R Graphical Manual

Browse All

Last data update: 2014.03.03

R: Multiplicative lognormal replacement

multLN

R Documentation

Multiplicative lognormal replacement

Description

This function implements model-based multiplicative lognormal imputation of left-censored values (e.g. values below detection limit, rounded zeros) in compositional data sets.

Usage

multLN(X, label = NULL, dl = NULL, rob = FALSE, random = FALSE)

Arguments

`X`	Compositional data set (`matrix` or `data.frame` class).
`label`	Unique label (`numeric` or `character`) used to denote unobserved left-censored values in `X`.
`dl`	Numeric vector or matrix of detection limits/thresholds. These must be given on the same scale as `X`.
`rob`	Logical value. `FALSE` provides maximum-likelihood estimates of model parameters (default), `TRUE` provides robust estimates (see `NADA` package for details).
`random`	Logical value. `FALSE` imputes using the estimated geometric mean of the values < threshold (default). `TRUE` imputes using random values below the limit of detection.

Details

This function imputes left-censored compositional values by the estimated geometric mean of the values below the corresponding limit of detection or censoring threshold and applies a multiplicative adjustment to preserve the multivariate compositional properties of the samples. It depends on package NADA to produce the required model parameter estimates (either maximum likelihood or robust regression on order statistics). It allows for either single (vector form) or multiple (matrix form, same size as X) limits of detection by component. Any threshold value can be set for non-censored elements (e.g. use 0 if no threshold for a particular column or element of the data matrix).

It produces an imputed data set on the same scale as the input data set.

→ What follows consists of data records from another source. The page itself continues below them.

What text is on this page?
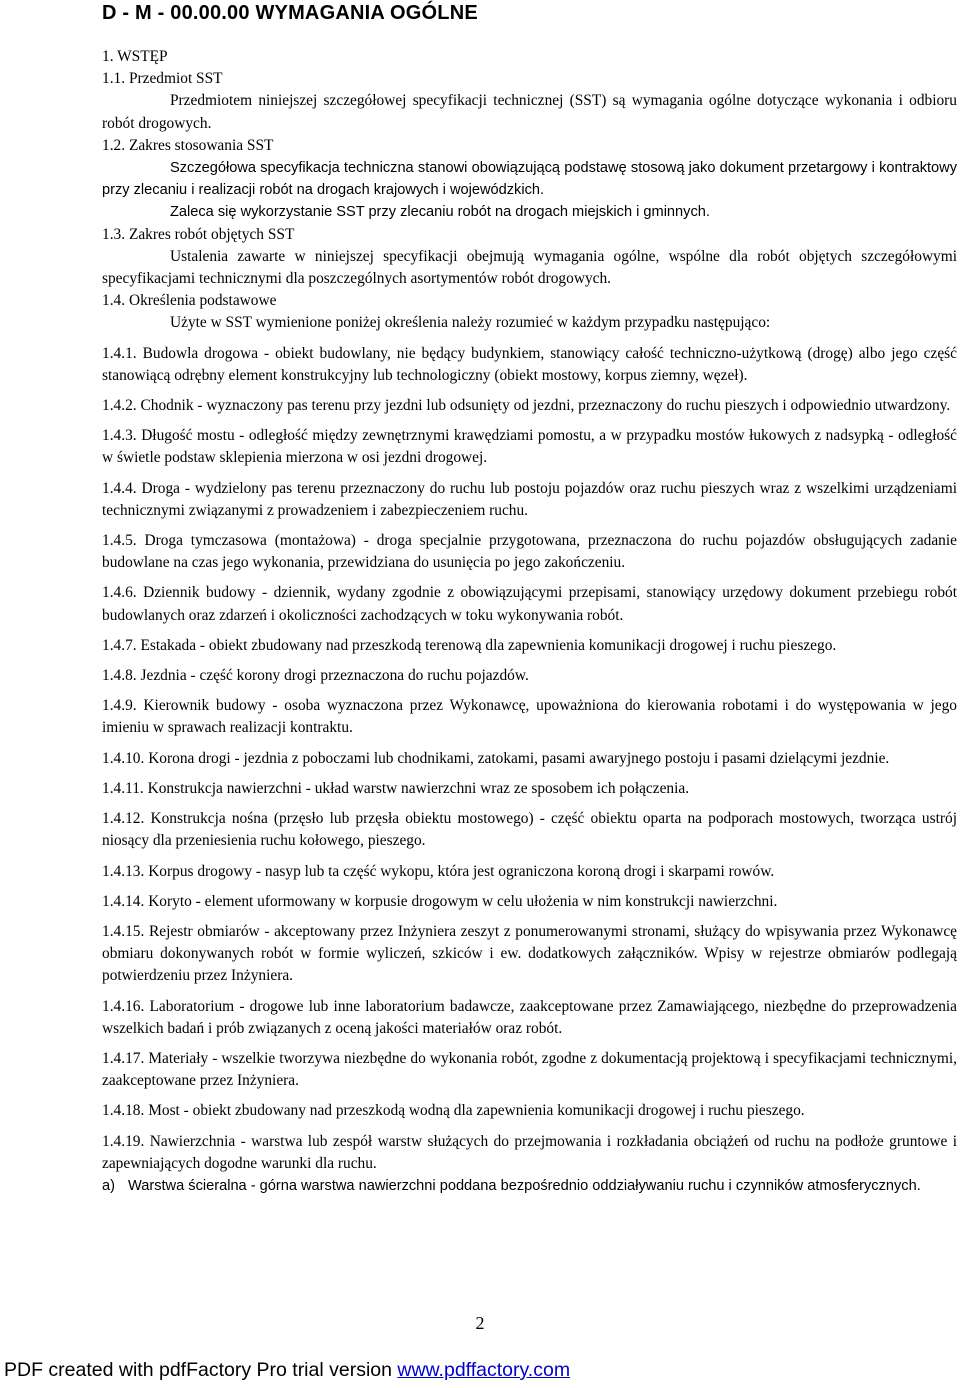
D - M - 00.00.00 WYMAGANIA OGÓLNE

1. WSTĘP

1.1. Przedmiot SST

Przedmiotem niniejszej szczegółowej specyfikacji technicznej (SST) są wymagania ogólne dotyczące wykonania i odbioru robót drogowych.

1.2. Zakres stosowania SST

Szczegółowa specyfikacja techniczna stanowi obowiązującą podstawę stosową jako dokument przetargowy i kontraktowy przy zlecaniu i realizacji robót na drogach krajowych i wojewódzkich.

Zaleca się wykorzystanie SST przy zlecaniu robót na drogach miejskich i gminnych.

1.3. Zakres robót objętych SST

Ustalenia zawarte w niniejszej specyfikacji obejmują wymagania ogólne, wspólne dla robót objętych szczegółowymi specyfikacjami technicznymi dla poszczególnych asortymentów robót drogowych.

1.4. Określenia podstawowe

Użyte w SST wymienione poniżej określenia należy rozumieć w każdym przypadku następująco:

1.4.1. Budowla drogowa - obiekt budowlany, nie będący budynkiem, stanowiący całość techniczno-użytkową (drogę) albo jego część stanowiącą odrębny element konstrukcyjny lub technologiczny (obiekt mostowy, korpus ziemny, węzeł).

1.4.2. Chodnik - wyznaczony pas terenu przy jezdni lub odsunięty od jezdni, przeznaczony do ruchu pieszych i odpowiednio utwardzony.

1.4.3. Długość mostu - odległość między zewnętrznymi krawędziami pomostu, a w przypadku mostów łukowych z nadsypką - odległość w świetle podstaw sklepienia mierzona w osi jezdni drogowej.

1.4.4. Droga - wydzielony pas terenu przeznaczony do ruchu lub postoju pojazdów oraz ruchu pieszych wraz z wszelkimi urządzeniami technicznymi związanymi z prowadzeniem i zabezpieczeniem ruchu.

1.4.5. Droga tymczasowa (montażowa) - droga specjalnie przygotowana, przeznaczona do ruchu pojazdów obsługujących zadanie budowlane na czas jego wykonania, przewidziana do usunięcia po jego zakończeniu.

1.4.6. Dziennik budowy - dziennik, wydany zgodnie z obowiązującymi przepisami, stanowiący urzędowy dokument przebiegu robót budowlanych oraz zdarzeń i okoliczności zachodzących w toku wykonywania robót.

1.4.7. Estakada - obiekt zbudowany nad przeszkodą terenową dla zapewnienia komunikacji drogowej i ruchu pieszego.

1.4.8. Jezdnia - część korony drogi przeznaczona do ruchu pojazdów.

1.4.9. Kierownik budowy - osoba wyznaczona przez Wykonawcę, upoważniona do kierowania robotami i do występowania w jego imieniu w sprawach realizacji kontraktu.

1.4.10. Korona drogi - jezdnia z poboczami lub chodnikami, zatokami, pasami awaryjnego postoju i pasami dzielącymi jezdnie.

1.4.11. Konstrukcja nawierzchni - układ warstw nawierzchni wraz ze sposobem ich połączenia.

1.4.12. Konstrukcja nośna (przęsło lub przęsła obiektu mostowego) - część obiektu oparta na podporach mostowych, tworząca ustrój niosący dla przeniesienia ruchu kołowego, pieszego.

1.4.13. Korpus drogowy - nasyp lub ta część wykopu, która jest ograniczona koroną drogi i skarpami rowów.

1.4.14. Koryto - element uformowany w korpusie drogowym w celu ułożenia w nim konstrukcji nawierzchni.

1.4.15. Rejestr obmiarów - akceptowany przez Inżyniera zeszyt z ponumerowanymi stronami, służący do wpisywania przez Wykonawcę obmiaru dokonywanych robót w formie wyliczeń, szkiców i ew. dodatkowych załączników. Wpisy w rejestrze obmiarów podlegają potwierdzeniu przez Inżyniera.

1.4.16. Laboratorium - drogowe lub inne laboratorium badawcze, zaakceptowane przez Zamawiającego, niezbędne do przeprowadzenia wszelkich badań i prób związanych z oceną jakości materiałów oraz robót.

1.4.17. Materiały - wszelkie tworzywa niezbędne do wykonania robót, zgodne z dokumentacją projektową i specyfikacjami technicznymi, zaakceptowane przez Inżyniera.

1.4.18. Most - obiekt zbudowany nad przeszkodą wodną dla zapewnienia komunikacji drogowej i ruchu pieszego.

1.4.19. Nawierzchnia - warstwa lub zespół warstw służących do przejmowania i rozkładania obciążeń od ruchu na podłoże gruntowe i zapewniających dogodne warunki dla ruchu.

a) Warstwa ścieralna - górna warstwa nawierzchni poddana bezpośrednio oddziaływaniu ruchu i czynników atmosferycznych.
2
PDF created with pdfFactory Pro trial version www.pdffactory.com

If X is not closed to a constant sum, then the results are adjusted to provide a compositionally equivalent data set, expressed in the original scale, which leaves the absolute values of the observed components unaltered. Note that a normal distribution on the positive real line is considered. That is, it is defined with respect to a measure according to own geometry of the positive real line, instead of the standard lognormal based on the Lebesgue measure in real space.

Value

A data.frame object containing the imputed compositional data set.

References

Mateu-Figueras G, Pawlowsky-Glahn V, Egozcue JJ. The normal distribution in some constrained sample spaces. SORT 2013; 37(1): 29-56.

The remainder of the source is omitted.